17 August 2009

loneliness

First of all, a bit of housekeeping; I am currently enrolled in the MA program at the University of Hawai'i Manoa. I'm quite excited about this being that this means I'm going to be able to pursue my passion as a sociologist. Hopefully this will reflect in greater quantity and and quality of work in this blog.

With moving in and limited access to the lifeblood of mine that is the internet, I've had alot of time on my hands to look over a few of the things I have downloaded and never gotten around to consuming.

Lililicious an excellent scanlation team has a few of Ebine Yamaji's work translated into English. Being that this novel is not likely to be picked up by any of the US publishers, this is perhaps the only way her work will reach an English audience. Hopefully this will drum up enough attention for a US publisher to pick up her work.

I finally got the time to finish "Free Soul" this morning. This was an excellent story that gracefully reaches out to troubles we all have about love, relationships, parents and careers. I find myself reflecting on my own insecurities about relationships and self image and find some strong emotional bond between myself and the Keito. In an interview with Ebine Yamaji, she discloses that it was "more fun to write about two girls"
Up to that point, I had never really enjoyed telling straight love stories. I just felt that my heart wasn't into it - I didn't get the same feeling of satisfaction from working on them. But once I produced a girl-meets-girl piece, I just realized that it was so much fun - I loved it! So, actually, recently I've been thinking to myself that if I try to approach working on straight love stories the same way that I do gay ones, then they may go better (laughs).

I wonder how common this concept is to people. I find myself agreeing with her sentiment, but I wonder why I do, and what goes on in the minds of those who don't feel the same way. Are there events or experiences which lend themselves to be able to see relationships beyond the gender borders. Or even which perspective has the blinders on? Those too caught up in fixed ideas of gender to see the relationship or those too caught up in the relationship to see the gender?

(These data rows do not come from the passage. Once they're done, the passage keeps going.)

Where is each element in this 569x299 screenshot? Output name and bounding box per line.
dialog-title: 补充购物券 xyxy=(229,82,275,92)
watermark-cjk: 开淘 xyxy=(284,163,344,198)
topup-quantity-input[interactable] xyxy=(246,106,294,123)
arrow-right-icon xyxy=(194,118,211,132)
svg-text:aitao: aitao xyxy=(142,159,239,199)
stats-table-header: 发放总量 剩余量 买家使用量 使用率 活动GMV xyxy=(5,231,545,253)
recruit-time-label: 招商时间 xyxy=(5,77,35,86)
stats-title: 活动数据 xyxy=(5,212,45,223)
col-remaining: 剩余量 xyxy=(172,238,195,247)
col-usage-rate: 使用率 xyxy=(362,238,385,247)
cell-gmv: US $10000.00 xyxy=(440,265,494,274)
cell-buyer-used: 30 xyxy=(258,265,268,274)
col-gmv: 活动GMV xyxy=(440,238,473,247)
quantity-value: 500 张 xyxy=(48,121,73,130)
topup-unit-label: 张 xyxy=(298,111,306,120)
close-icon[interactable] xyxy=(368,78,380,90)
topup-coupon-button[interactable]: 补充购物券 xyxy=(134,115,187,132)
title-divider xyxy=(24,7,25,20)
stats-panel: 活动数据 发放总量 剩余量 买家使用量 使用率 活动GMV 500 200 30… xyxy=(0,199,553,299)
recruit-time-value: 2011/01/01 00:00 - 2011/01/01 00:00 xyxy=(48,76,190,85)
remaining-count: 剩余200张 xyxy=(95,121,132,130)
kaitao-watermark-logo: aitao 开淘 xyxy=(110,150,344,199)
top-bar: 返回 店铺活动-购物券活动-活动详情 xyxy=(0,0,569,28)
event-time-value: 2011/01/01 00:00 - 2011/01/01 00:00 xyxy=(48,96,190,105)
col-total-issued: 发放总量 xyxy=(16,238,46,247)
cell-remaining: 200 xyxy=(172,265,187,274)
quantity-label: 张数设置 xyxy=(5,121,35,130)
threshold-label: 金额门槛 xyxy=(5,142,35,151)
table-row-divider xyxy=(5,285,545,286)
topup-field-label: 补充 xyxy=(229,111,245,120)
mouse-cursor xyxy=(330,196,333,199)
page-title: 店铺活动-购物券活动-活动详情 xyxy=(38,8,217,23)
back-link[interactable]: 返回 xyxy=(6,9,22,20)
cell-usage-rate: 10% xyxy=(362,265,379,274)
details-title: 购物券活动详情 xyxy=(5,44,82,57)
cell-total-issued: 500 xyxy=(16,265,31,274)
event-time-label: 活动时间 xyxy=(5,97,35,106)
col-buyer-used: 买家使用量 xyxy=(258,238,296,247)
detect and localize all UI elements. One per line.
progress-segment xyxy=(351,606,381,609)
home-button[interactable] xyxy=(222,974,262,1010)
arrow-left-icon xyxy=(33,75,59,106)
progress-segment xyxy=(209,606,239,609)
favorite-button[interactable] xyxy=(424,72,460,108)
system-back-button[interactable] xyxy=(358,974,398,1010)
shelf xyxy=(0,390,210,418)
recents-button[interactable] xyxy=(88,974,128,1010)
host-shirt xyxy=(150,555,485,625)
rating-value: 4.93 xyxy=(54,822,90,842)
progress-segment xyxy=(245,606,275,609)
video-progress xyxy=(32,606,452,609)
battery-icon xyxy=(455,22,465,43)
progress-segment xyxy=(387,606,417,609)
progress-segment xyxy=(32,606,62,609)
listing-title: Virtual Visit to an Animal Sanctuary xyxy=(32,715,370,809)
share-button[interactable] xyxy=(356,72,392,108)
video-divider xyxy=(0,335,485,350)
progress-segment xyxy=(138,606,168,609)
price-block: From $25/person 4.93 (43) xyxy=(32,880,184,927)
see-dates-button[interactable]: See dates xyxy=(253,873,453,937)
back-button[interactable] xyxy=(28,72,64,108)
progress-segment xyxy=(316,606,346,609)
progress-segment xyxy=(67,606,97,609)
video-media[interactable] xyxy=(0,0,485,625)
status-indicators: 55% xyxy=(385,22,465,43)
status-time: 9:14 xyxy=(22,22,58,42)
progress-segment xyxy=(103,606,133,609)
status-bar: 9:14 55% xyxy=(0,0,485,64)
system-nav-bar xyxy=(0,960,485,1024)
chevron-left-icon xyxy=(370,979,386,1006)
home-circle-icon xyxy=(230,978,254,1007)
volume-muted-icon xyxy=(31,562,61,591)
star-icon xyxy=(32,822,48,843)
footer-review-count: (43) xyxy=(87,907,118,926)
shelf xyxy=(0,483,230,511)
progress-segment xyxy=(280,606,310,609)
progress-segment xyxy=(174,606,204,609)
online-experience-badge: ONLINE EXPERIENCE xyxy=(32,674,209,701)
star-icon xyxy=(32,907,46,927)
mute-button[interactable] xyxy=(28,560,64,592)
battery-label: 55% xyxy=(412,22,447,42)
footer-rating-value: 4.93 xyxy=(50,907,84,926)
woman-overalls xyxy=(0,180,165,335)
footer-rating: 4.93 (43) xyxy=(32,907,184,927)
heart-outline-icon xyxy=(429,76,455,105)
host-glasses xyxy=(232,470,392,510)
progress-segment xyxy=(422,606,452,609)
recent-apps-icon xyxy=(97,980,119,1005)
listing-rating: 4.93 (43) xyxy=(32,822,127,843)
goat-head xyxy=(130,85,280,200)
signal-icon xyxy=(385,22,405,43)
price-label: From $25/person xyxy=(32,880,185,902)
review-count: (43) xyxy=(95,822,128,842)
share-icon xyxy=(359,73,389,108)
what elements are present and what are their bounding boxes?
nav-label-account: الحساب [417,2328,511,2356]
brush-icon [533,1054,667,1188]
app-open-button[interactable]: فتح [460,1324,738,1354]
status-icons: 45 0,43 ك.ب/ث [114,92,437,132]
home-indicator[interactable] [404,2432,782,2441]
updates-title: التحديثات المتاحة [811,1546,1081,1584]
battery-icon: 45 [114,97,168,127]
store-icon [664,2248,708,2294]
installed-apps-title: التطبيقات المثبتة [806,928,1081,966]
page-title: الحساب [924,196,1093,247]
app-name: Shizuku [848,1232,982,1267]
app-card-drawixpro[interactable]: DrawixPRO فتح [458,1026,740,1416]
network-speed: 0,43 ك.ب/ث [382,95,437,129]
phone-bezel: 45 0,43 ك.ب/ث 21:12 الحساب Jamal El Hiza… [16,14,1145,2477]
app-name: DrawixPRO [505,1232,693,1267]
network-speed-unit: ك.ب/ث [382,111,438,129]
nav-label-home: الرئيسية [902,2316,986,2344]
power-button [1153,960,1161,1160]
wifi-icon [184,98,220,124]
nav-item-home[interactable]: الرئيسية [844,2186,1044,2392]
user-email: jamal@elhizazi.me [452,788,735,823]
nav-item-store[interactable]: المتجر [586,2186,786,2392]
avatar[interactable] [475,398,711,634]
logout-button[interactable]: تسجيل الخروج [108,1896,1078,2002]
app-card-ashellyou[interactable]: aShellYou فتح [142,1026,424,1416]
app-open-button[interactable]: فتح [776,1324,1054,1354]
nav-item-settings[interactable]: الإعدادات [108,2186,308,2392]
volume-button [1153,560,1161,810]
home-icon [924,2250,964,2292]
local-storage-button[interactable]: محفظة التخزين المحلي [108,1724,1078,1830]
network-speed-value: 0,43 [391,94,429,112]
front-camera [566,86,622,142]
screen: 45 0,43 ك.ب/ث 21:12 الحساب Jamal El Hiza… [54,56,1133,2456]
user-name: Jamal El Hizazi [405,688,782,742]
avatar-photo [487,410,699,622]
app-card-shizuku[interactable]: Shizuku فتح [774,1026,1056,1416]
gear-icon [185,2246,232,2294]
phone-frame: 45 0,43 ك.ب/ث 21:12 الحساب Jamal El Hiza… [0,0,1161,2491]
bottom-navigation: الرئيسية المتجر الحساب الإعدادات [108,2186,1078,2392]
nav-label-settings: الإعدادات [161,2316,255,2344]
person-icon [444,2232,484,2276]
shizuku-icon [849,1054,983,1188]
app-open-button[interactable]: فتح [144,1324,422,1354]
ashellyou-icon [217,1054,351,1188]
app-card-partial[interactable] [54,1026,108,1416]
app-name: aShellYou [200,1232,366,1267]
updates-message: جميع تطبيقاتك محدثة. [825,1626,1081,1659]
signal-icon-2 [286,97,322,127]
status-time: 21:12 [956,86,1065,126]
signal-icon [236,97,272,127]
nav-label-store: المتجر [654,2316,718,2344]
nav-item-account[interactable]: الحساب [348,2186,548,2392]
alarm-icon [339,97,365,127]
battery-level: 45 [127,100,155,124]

One of the things I have found distinctly different between the US and Japan is the idea of romantic friendship. Americans now have difficulty reading Tennyson's "In Memoriam A.H.H" without finding it extremely "gay". However, I find many people of the same sex able to openly hold hands or show some physical affection without raising any real suspicion. I once found one of my male students sitting in the lap of another male student all the while one was casually stroking the other one's chin. When I asked why he was doing that, he replied that it was "interestingly pointy". What the "civilized" world finds appropriate in terms of public displays of affection between humans are odd and inconsistent. Perhaps there needs to be more study into how such changes in shame and love came to be. One thing seems to be clear in my mind is as we further curtail and compartmentalize appropriateness in intimacy this seems to create nothing but loneliness.